Mal ein Update, weil sich hier ja jetzt einiges getan hat:

Ich habe inzwischen die auch Druckschrift Nr. 50 digital. Das Antiquariat cassiodor hat die Dokumente gerettet, die Strobel vor einigen Jahren weggeworfen hat, und die haben mir einen "Scan" von der Anleitung verkauft. 27 Euro, einzelne Handyfotos, jpg, teilweise schief und schepp und mit Finger im Bild. dodgy
Immerhin habe ich sie nun, und hab' mir selbst eine PDF damit zusammengeschustert.
Was ich leider nicht habe ist eine Rückmeldung von Strobel, ob es erlaubt ist, die Anleitungen frei zur Verfügung zu stellen. Und selbst wenn, stellt sich dann auch die Frage, ob die Leute von denen ich die Scans habe auch Rechte an ihren Bildern haben. Intuition sagt "nein" weil es ja reine Kopien sind, aber Intuition kann falsch liegen.
Sobald irgendwie gesichert ist, dass ich die Scans problemlos teilen kann, werde ich sie so weit verstreuen wie es nur geht. Anleitungen von Maschinen die schon längst nicht mehr in Produktion sind, sollten mMn viel früher in die Public Domain übergehen.
Im Zweifel werde ich eine eigene Anleitung zu der Maschine aufsetzen, sobald meine Klausurenphase vorbei ist. Vorallem auch weil ich ein Problem meiner Maschine (das seitliche Ziehen am Stoff) durch eine Einstellung behoben habe, die in der Anleitung garnicht vorkommt.

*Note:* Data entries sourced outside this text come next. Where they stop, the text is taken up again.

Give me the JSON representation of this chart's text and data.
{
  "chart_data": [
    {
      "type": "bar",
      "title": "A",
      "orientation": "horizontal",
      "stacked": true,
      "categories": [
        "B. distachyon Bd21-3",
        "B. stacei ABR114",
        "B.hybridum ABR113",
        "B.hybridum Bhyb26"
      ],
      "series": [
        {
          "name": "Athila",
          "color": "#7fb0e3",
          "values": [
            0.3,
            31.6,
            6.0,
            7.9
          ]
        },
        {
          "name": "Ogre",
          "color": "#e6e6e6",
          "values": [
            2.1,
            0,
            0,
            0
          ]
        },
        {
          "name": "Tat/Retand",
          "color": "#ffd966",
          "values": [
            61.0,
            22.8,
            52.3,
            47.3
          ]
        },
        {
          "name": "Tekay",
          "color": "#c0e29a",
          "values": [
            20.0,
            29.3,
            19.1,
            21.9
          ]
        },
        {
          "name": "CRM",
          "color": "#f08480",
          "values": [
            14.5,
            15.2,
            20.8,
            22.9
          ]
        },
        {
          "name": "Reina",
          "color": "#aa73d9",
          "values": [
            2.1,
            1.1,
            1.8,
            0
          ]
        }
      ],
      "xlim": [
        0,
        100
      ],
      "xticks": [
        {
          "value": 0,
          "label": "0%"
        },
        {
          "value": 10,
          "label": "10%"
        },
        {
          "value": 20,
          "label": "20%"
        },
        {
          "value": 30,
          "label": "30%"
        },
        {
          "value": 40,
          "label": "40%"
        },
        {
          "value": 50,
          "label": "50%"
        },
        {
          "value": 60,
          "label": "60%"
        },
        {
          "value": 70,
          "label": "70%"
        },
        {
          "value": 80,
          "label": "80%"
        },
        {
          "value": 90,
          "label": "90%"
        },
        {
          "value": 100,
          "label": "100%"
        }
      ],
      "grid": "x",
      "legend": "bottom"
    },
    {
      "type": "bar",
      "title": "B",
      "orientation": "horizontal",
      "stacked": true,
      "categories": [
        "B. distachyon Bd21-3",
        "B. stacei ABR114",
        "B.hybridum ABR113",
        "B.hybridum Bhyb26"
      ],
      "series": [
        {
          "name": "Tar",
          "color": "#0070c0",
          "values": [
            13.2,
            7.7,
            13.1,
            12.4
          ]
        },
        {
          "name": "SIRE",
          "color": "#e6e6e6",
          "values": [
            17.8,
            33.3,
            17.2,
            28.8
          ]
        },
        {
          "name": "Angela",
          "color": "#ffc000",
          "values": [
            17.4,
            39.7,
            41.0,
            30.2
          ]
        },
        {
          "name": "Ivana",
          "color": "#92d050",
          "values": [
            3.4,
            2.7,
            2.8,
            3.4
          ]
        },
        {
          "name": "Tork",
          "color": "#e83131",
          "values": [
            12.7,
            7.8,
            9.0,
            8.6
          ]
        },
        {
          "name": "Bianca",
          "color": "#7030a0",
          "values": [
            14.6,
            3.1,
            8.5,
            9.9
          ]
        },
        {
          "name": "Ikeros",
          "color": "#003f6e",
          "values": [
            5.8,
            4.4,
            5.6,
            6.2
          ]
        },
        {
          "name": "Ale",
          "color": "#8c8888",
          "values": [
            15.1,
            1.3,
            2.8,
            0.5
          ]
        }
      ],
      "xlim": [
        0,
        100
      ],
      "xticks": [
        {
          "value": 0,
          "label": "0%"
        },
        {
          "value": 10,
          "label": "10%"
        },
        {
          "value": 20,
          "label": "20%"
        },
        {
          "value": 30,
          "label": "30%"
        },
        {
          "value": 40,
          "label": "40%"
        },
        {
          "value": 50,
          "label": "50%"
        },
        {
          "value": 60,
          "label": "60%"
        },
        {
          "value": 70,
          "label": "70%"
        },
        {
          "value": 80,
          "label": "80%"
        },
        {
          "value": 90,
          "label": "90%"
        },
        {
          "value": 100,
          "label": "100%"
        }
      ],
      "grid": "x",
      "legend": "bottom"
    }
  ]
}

Bis es soweit beantworte ich aber gerne einzelne Fragen, und ein Zitatrecht hat es ja auch noch.
Pfaffschrauber hat geschrieben: Di 3. Mär 2026, 18:43 Die hat auch die Verstellung SB91.
Ich hätte Intresse mich auszutauschen und das Maschinchen ins Laufen zu bekommen.
Meine Maschine ist auf einer Holzplatte montiert und wird mit einem starken Nähmaschinenmotor angetrieben.
Ich hatte schon mal Bilder im Nähmaschinentechnik Forum gepostet und nach Hilfe wegen der Anleitung gefragt.
Dort scheint im Moment auch wieder Interesse an dem Thema zu sein.
Da wird man ja glatt neidisch! Die einzige 144 mit Stichlängenverstellung die ich finden konnte war leider zu teuer und zu weit weg, sonst hätte ich jetzt schon eine dritte davon.
Die Stichlängenverstellung wird in der Nr. 50 auch erwähnt:
Normalerweise werden unsere Pikiermaschinen ohne Stichverstellung geliefert, jedoch liefern wir für verschiedene Arbeiten 5, 7 und 9mm Sitchlänge. Normal wird 7mm Länge gelifert.
Bei den Maschinen die Stichlängenverstellung haben, handelt es sich also mMn um Sonderanfertigungen.
Im Nähmaschinentechnikforum hatte ich auch gepostet. Der Thread dort war mir aber nicht ganz so sympathisch wie der hier. Ich werde Unterhaltungen denke ich vorallem hier führen und dann irgendwann meine gesammelten Erkenntnisse in einem großen Beitrag sowohl hier, als auch dort posten, da man das Forum hier nicht so leicht findet wie das andere.

rubberduck hat geschrieben: Mi 4. Mär 2026, 21:37 Hallo sct_0,


dann scheinen wir wohl recht zeitgleich gleiche Nähmaschine gekauft zu haben!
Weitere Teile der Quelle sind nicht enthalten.